Right now I’m in the middle of designing a 20-book series, as well as sundry standalone titles, and my desk is usually a mess of ideas and scribbles on innumerable scraps of paper. There’s a whole archaeology of business cards, post-it notes and other treasures under there. I like to be surrounded by the current proofs to make sure the designs are working and that any tweaks are made in time for the final print. I like my desk – it’s my own tiny world in a big office.

My Q & A with Coralie is here.

Reading the ProcessThe New Yorker’s Book Bench interviews book designer Rodrigo Corral:

Reading is always part of the process when we’re working on a book jacket or cover for fiction. I read, I take notes, I take breaks. I’ll stop on the title, re-read it, and think about how it plays into the book and its overall message and intent. It’s rare to be able to illustrate the tone of the entire story by only depicting one moment from the book, so I prefer using a new image or design that I feel represents the story accurately.

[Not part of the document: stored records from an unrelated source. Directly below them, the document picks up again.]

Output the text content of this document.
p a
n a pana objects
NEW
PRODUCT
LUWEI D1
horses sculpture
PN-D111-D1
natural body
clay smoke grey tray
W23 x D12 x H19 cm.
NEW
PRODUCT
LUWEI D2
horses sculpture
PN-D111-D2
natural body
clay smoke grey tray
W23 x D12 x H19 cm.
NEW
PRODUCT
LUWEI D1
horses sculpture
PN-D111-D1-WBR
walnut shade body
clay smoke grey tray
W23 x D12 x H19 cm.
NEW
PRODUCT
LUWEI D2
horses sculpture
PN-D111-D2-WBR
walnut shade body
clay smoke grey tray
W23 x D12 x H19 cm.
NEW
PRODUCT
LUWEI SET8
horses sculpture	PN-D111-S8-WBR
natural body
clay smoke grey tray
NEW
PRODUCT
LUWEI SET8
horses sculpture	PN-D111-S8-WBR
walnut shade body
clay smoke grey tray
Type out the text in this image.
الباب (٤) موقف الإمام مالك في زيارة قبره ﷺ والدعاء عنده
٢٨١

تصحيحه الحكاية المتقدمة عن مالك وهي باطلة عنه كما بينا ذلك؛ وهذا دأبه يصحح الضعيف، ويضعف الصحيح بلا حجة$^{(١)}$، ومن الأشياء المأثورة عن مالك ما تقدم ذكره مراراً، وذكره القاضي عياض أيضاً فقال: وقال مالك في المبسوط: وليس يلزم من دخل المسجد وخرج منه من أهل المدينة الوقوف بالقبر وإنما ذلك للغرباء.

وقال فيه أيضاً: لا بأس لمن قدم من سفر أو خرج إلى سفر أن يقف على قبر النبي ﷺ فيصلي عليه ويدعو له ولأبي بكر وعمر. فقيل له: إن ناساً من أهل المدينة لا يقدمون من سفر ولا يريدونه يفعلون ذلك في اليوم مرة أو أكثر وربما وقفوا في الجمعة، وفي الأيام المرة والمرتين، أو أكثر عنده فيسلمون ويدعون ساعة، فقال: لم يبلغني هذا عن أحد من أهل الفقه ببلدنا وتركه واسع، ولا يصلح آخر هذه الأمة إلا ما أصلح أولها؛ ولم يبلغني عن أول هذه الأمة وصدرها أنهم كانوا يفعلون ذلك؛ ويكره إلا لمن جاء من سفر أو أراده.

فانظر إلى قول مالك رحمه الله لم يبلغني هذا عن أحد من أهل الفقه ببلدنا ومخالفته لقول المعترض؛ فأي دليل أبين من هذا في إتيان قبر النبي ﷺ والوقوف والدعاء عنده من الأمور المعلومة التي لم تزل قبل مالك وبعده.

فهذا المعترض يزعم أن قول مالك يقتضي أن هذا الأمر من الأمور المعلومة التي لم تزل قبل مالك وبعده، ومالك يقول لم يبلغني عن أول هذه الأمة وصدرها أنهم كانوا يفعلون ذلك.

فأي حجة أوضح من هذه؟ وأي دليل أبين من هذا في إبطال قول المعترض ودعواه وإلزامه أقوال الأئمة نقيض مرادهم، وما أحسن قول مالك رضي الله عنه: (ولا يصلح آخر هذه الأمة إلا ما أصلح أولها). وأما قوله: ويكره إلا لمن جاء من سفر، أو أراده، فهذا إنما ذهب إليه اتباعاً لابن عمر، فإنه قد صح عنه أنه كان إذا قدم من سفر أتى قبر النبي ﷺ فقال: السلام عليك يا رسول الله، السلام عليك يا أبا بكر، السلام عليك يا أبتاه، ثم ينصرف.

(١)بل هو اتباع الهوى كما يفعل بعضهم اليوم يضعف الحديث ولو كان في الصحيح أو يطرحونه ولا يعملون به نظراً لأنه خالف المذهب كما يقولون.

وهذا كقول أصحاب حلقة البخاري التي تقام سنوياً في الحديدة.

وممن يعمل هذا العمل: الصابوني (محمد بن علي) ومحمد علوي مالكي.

The Rejection of Literalism — Steven Heller talks about his biography of designer Alvin Lustig Born Modern* with Imprint:

I did not get the impression that Lustig went into the book jacket biz with a literary bent. He did, however, have the temerity to try just about anything. And since, as a kid, he was interested in designing his way, he just, well, designed his way. So, I guess “confidence” is the right word. It was ballsiness. He had a vision—wherever it came from—and he pursued it. He was largely self-taught.
And, also via Imprint

Design Dossier: Graphic Design for Kids by Pamela Pease published by Paintbox Press, seen at The Daily Heller.

12 Reasons to be Excited About Publishing’s Future — Following up an earlier post about the love of books, Digital Book World‘s Guy LeCharles Gonzalez asks book industry folks why they’re excited about publishing.

And finally…

Help Me Destroy Public Radio” — Alec Baldwin channels Jack Donaghy for his “Do Not Pledge To Public Radio” pledge drive promo for NPR.

* Born Modern is published by Chronicle Books, who are distributed in Canada by my employer Raincoast Books.